Les prix planchers ont également été arrêtés à 275 FCFA/kg au magasin intérieur acheteur et à 305 FCFA/kg au magasin usine. Ces montants encadrent les transactions tout au long de la chaîne, du producteur jusqu'à l'unité de transformation, et servent de référence aux opérateurs de la filière pour la durée de la campagne.
Le CCAK a réservé les achats auprès des collectrices et des acheteurs aux seules unités de transformation, jusqu'à nouvel ordre. Cette mesure s'accompagne d'une interdiction formelle d'exporter les noix et amandes de karité par les frontières terrestres du pays, une disposition destinée à retenir la matière première sur le territoire national.

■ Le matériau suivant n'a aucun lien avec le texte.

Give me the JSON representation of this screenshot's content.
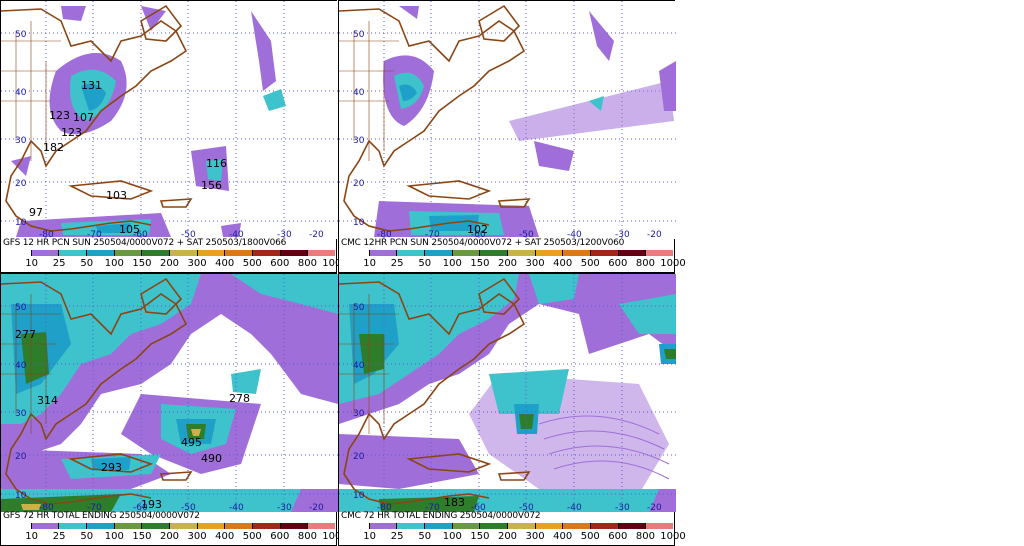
{
  "panels": [
    {
      "title": "GFS 12 HR PCN SUN 250504/0000V072 + SAT 250503/1800V066",
      "lat_labels": [
        "50",
        "40",
        "30",
        "20",
        "10"
      ],
      "lon_labels": [
        "-80",
        "-70",
        "-60",
        "-50",
        "-40",
        "-30",
        "-20"
      ],
      "values": [
        "131",
        "123",
        "107",
        "123",
        "182",
        "116",
        "156",
        "103",
        "97",
        "105"
      ]
    },
    {
      "title": "CMC 12HR PCN SUN 250504/0000V072 + SAT 250503/1200V060",
      "lat_labels": [
        "50",
        "40",
        "30",
        "20",
        "10"
      ],
      "lon_labels": [
        "-80",
        "-70",
        "-60",
        "-50",
        "-40",
        "-30",
        "-20"
      ],
      "values": [
        "102"
      ]
    },
    {
      "title": "GFS 72 HR TOTAL ENDING 250504/0000V072",
      "lat_labels": [
        "50",
        "40",
        "30",
        "20",
        "10"
      ],
      "lon_labels": [
        "-80",
        "-70",
        "-60",
        "-50",
        "-40",
        "-30",
        "-20"
      ],
      "values": [
        "277",
        "314",
        "278",
        "495",
        "490",
        "293",
        "193"
      ]
    },
    {
      "title": "CMC 72 HR TOTAL ENDING 250504/0000V072",
      "lat_labels": [
        "50",
        "40",
        "30",
        "20",
        "10"
      ],
      "lon_labels": [
        "-80",
        "-70",
        "-60",
        "-50",
        "-40",
        "-30",
        "-20"
      ],
      "values": [
        "183"
      ]
    }
  ],
  "colorbar": {
    "labels": [
      "10",
      "25",
      "50",
      "100",
      "150",
      "200",
      "300",
      "400",
      "500",
      "600",
      "800",
      "1000"
    ],
    "colors": [
      "#ffffff",
      "#a06ed8",
      "#3ec3cc",
      "#1fa0c8",
      "#6a9a3e",
      "#2e7d2a",
      "#c9b24a",
      "#e8a020",
      "#d97a1a",
      "#a02818",
      "#600010",
      "#e87b7b"
    ]
  }
}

Les transferts de camions d'amandes vers les usines ne seront autorisés qu'à compter du 17 août 2026, soit trois jours après le lancement officiel de la campagne. Ce délai laisse le temps aux opérateurs de s'organiser avant le début des mouvements de marchandise vers les sites de transformation.
Un encadrement resserré de la filière
Ces dispositions visent à mieux organiser la commercialisation des amandes de karité et à orienter l'approvisionnement en priorité vers les unités de transformation installées sur le territoire ivoirien. La filière karité, portée notamment par les femmes collectrices dans les zones de production du nord et du centre du pays, contribue aux revenus de plusieurs milliers de ménages ruraux chaque année.
Le CCAK, organe chargé de la régulation des filières coton, anacarde et karité, précise que ces règles s'appliquent dès l'ouverture de la campagne 2026-2027 et resteront en vigueur jusqu'à nouvel ordre pour la restriction des ventes aux unités de transformation.